Combined effects of urea type and placement depth on grain yield, water productivity and nitrogen use efficiency of rain-fed spring maize in northern China

Abstract

Inappropriate nitrogen (N) application can lower N use efficiency (NUE) and crop water productivity (WP), and further affect the sustainable development of agriculture in the rain-fed areas of northern China. It is thus crucial to improve NUE and WP by developing a suitable nitrogen fertilization strategy. In this study, two urea types (UT), i.e., conventional urea (CU) and controlled-release urea (CRU), and three urea placement depths (PD) including 8 cm (D8), 16 cm (D16) and 24 cm (D24) were tested on rain-fed spring maize in 2017, 2018 and 2019. Grain yield (GY), partial factor productivity of N (PFPN), WP and nitrate N residue (NR) were evaluated.
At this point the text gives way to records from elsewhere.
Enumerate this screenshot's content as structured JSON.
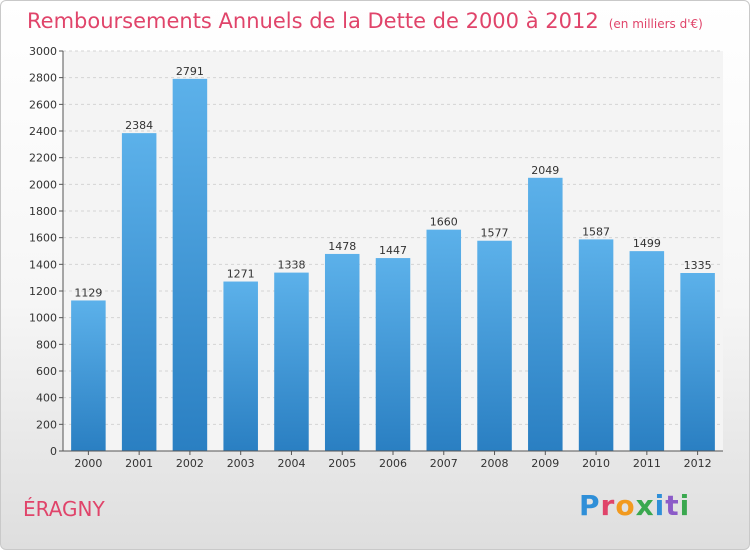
{
  "header": {
    "title": "Remboursements Annuels de la Dette de 2000 à 2012",
    "subtitle": "(en milliers d'€)"
  },
  "footer": {
    "city": "ÉRAGNY",
    "logo": "Proxiti",
    "logo_colors": [
      "#2f8fd8",
      "#e0446a",
      "#f29a1f",
      "#3aa84f",
      "#2f8fd8",
      "#8c5bc8",
      "#3aa84f"
    ]
  },
  "colors": {
    "bar_top": "#5cb1ea",
    "bar_bottom": "#2a7fc2",
    "accent": "#e0446a"
  },
  "chart_data": {
    "type": "bar",
    "categories": [
      "2000",
      "2001",
      "2002",
      "2003",
      "2004",
      "2005",
      "2006",
      "2007",
      "2008",
      "2009",
      "2010",
      "2011",
      "2012"
    ],
    "values": [
      1129,
      2384,
      2791,
      1271,
      1338,
      1478,
      1447,
      1660,
      1577,
      2049,
      1587,
      1499,
      1335
    ],
    "ylim": [
      0,
      3000
    ],
    "yticks": [
      0,
      200,
      400,
      600,
      800,
      1000,
      1200,
      1400,
      1600,
      1800,
      2000,
      2200,
      2400,
      2600,
      2800,
      3000
    ],
    "grid": true,
    "data_labels": true
  }
}
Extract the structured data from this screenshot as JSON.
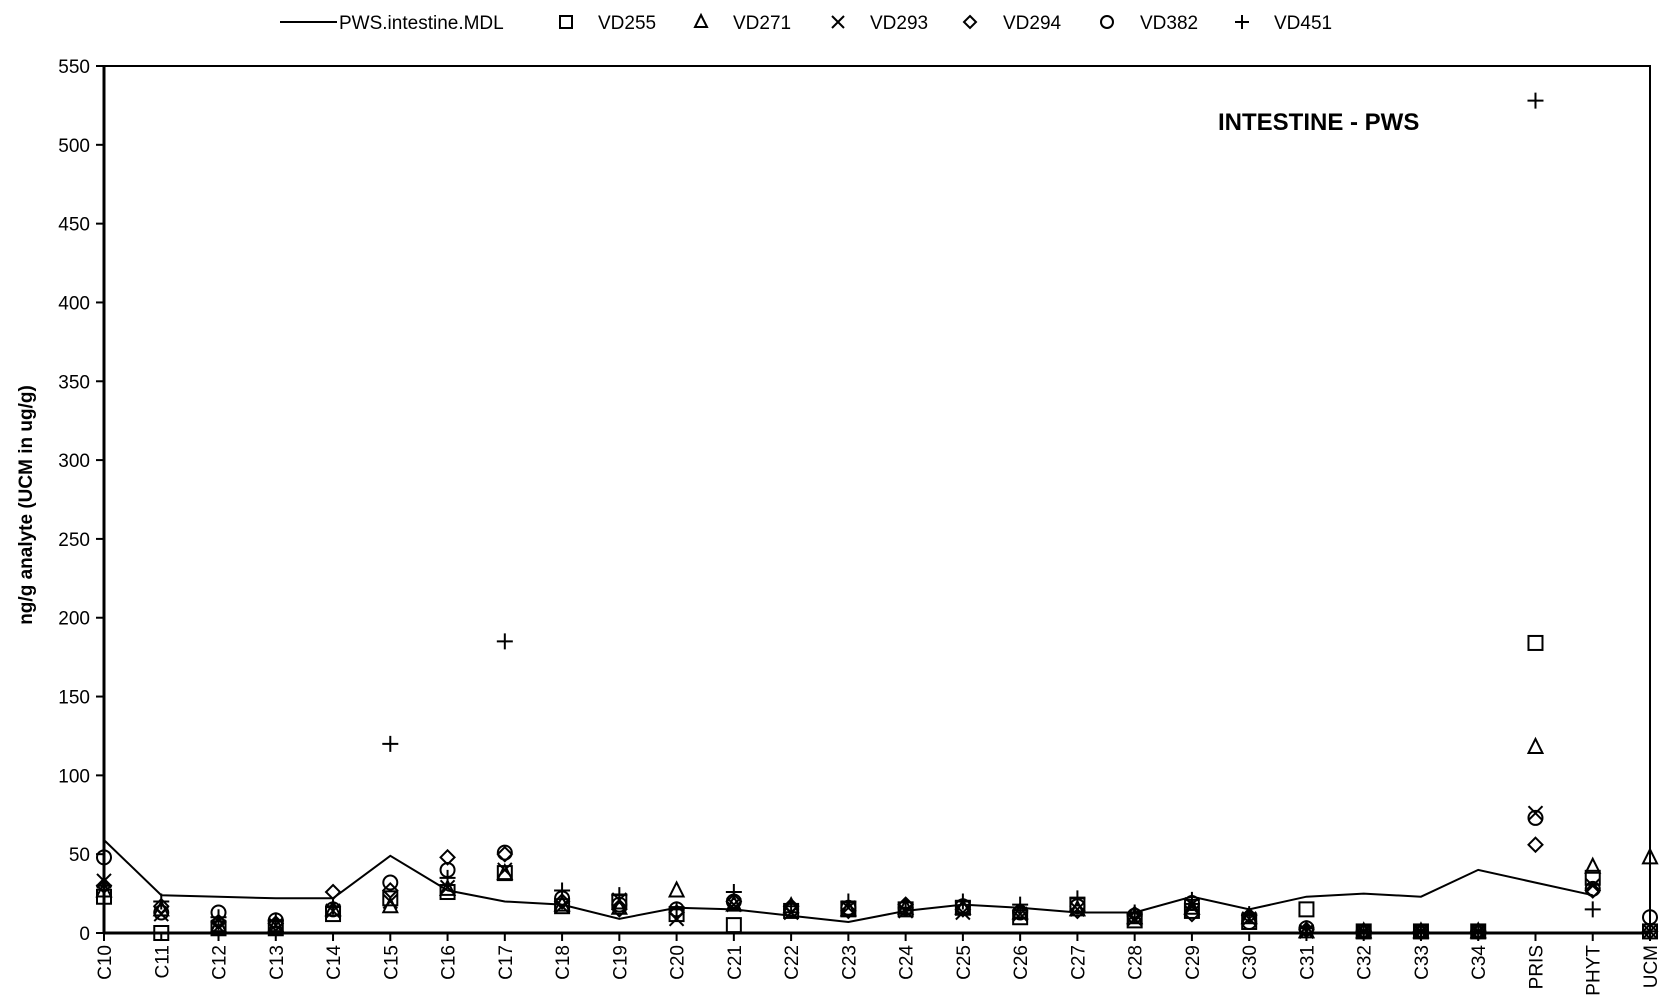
{
  "chart_data": {
    "type": "scatter",
    "title": "INTESTINE - PWS",
    "xlabel": "",
    "ylabel": "ng/g analyte (UCM in ug/g)",
    "ylim": [
      0,
      550
    ],
    "yticks": [
      0,
      50,
      100,
      150,
      200,
      250,
      300,
      350,
      400,
      450,
      500,
      550
    ],
    "grid": false,
    "legend_position": "top",
    "categories": [
      "C10",
      "C11",
      "C12",
      "C13",
      "C14",
      "C15",
      "C16",
      "C17",
      "C18",
      "C19",
      "C20",
      "C21",
      "C22",
      "C23",
      "C24",
      "C25",
      "C26",
      "C27",
      "C28",
      "C29",
      "C30",
      "C31",
      "C32",
      "C33",
      "C34",
      "PRIS",
      "PHYT",
      "UCM"
    ],
    "series": [
      {
        "name": "PWS.intestine.MDL",
        "marker": "line",
        "values": [
          59,
          24,
          23,
          22,
          22,
          49,
          27,
          20,
          18,
          9,
          16,
          15,
          11,
          7,
          14,
          18,
          16,
          13,
          13,
          23,
          15,
          23,
          25,
          23,
          40,
          32,
          24,
          null
        ]
      },
      {
        "name": "VD255",
        "marker": "square",
        "values": [
          23,
          0,
          3,
          3,
          12,
          22,
          26,
          38,
          17,
          20,
          12,
          5,
          14,
          15,
          15,
          16,
          10,
          18,
          8,
          14,
          7,
          15,
          1,
          1,
          1,
          184,
          35,
          1
        ]
      },
      {
        "name": "VD271",
        "marker": "triangle",
        "values": [
          27,
          15,
          5,
          5,
          15,
          17,
          28,
          38,
          18,
          16,
          27,
          18,
          17,
          15,
          16,
          16,
          13,
          15,
          10,
          16,
          10,
          1,
          1,
          1,
          1,
          118,
          42,
          48
        ]
      },
      {
        "name": "VD293",
        "marker": "x",
        "values": [
          33,
          12,
          4,
          5,
          14,
          20,
          29,
          40,
          17,
          21,
          9,
          18,
          13,
          16,
          14,
          13,
          12,
          15,
          9,
          18,
          9,
          1,
          1,
          1,
          1,
          76,
          30,
          1
        ]
      },
      {
        "name": "VD294",
        "marker": "diamond",
        "values": [
          30,
          17,
          7,
          6,
          26,
          27,
          48,
          50,
          20,
          15,
          13,
          20,
          17,
          14,
          18,
          15,
          14,
          14,
          12,
          12,
          11,
          2,
          1,
          1,
          1,
          56,
          27,
          1
        ]
      },
      {
        "name": "VD382",
        "marker": "circle",
        "values": [
          48,
          13,
          13,
          8,
          15,
          32,
          40,
          51,
          22,
          18,
          15,
          20,
          15,
          16,
          16,
          17,
          13,
          17,
          11,
          19,
          7,
          3,
          1,
          1,
          1,
          73,
          28,
          10
        ]
      },
      {
        "name": "VD451",
        "marker": "plus",
        "values": [
          30,
          20,
          10,
          8,
          17,
          120,
          35,
          185,
          27,
          24,
          15,
          26,
          17,
          20,
          16,
          20,
          18,
          22,
          13,
          21,
          12,
          3,
          1,
          1,
          1,
          528,
          15,
          1
        ]
      }
    ]
  }
}
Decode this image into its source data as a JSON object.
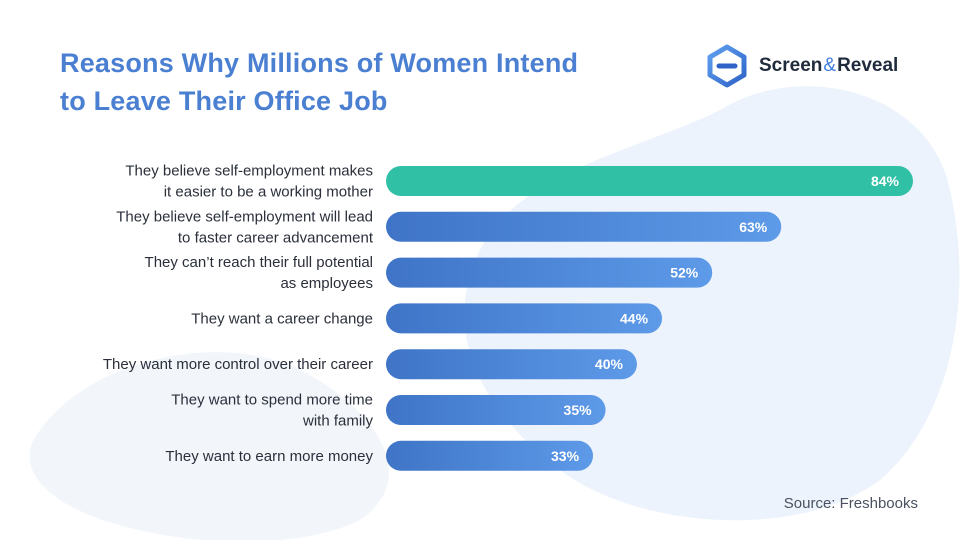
{
  "title": {
    "line1": "Reasons Why Millions of Women Intend",
    "line2": "to Leave Their Office Job"
  },
  "brand": {
    "name_left": "Screen",
    "ampersand": "&",
    "name_right": "Reveal",
    "icon": "screen-reveal-logo-icon"
  },
  "source": "Source: Freshbooks",
  "colors": {
    "title": "#4a7fd1",
    "highlight_bar": "#30c0a6",
    "bar_start": "#3f74c7",
    "bar_end": "#5d9ae8",
    "label_text": "#2a2f3a",
    "value_text": "#ffffff",
    "background_blob": "#eaf1fb"
  },
  "chart_data": {
    "type": "bar",
    "orientation": "horizontal",
    "categories": [
      [
        "They believe self-employment makes",
        "it easier to be a working mother"
      ],
      [
        "They believe self-employment will lead",
        "to faster career advancement"
      ],
      [
        "They can’t reach their full potential",
        "as employees"
      ],
      [
        "They want a career change"
      ],
      [
        "They want more control over their career"
      ],
      [
        "They want to spend more time",
        "with family"
      ],
      [
        "They want to earn more money"
      ]
    ],
    "values": [
      84,
      63,
      52,
      44,
      40,
      35,
      33
    ],
    "value_labels": [
      "84%",
      "63%",
      "52%",
      "44%",
      "40%",
      "35%",
      "33%"
    ],
    "unit": "%",
    "highlight_index": 0,
    "xlim": [
      0,
      84
    ],
    "grid": false,
    "legend": "none"
  }
}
Compared with D8, D16 and D24 enhanced evapotranspiration, dry matter and N uptake of spring maize, and the increases were greater under CRU than CU. D16 produced the highest GY and WP among the placement depths, with mean values of 8417.8 kg ha−1 and 21.4 kg ha−1 mm−1, respectively. Compared with CU, CRU obtained higher mean GY (8754.5 vs. 7554.6 kg ha−1) and WP (21.8 vs. 20.2 kg ha−1 mm−1). The effects of UT × year and PD × year interactions on GY and WP were significant, indicating that these indicators had various responses to the planting year. The effects of UT × PD interaction on GY, WP and PFPN were not significant, suggesting that these indicators had similar responses to PD, independent of CRU or CU. CRU increased NR in the 0–80 cm soil profile, whereas it lowered NR in the 80–120 cm soil profile at harvest. Overall, the application of controlled-release urea at a placement depth of 16 cm achieved a better balance between agronomic and environmental benefits of rain-fed spring maize in northern China.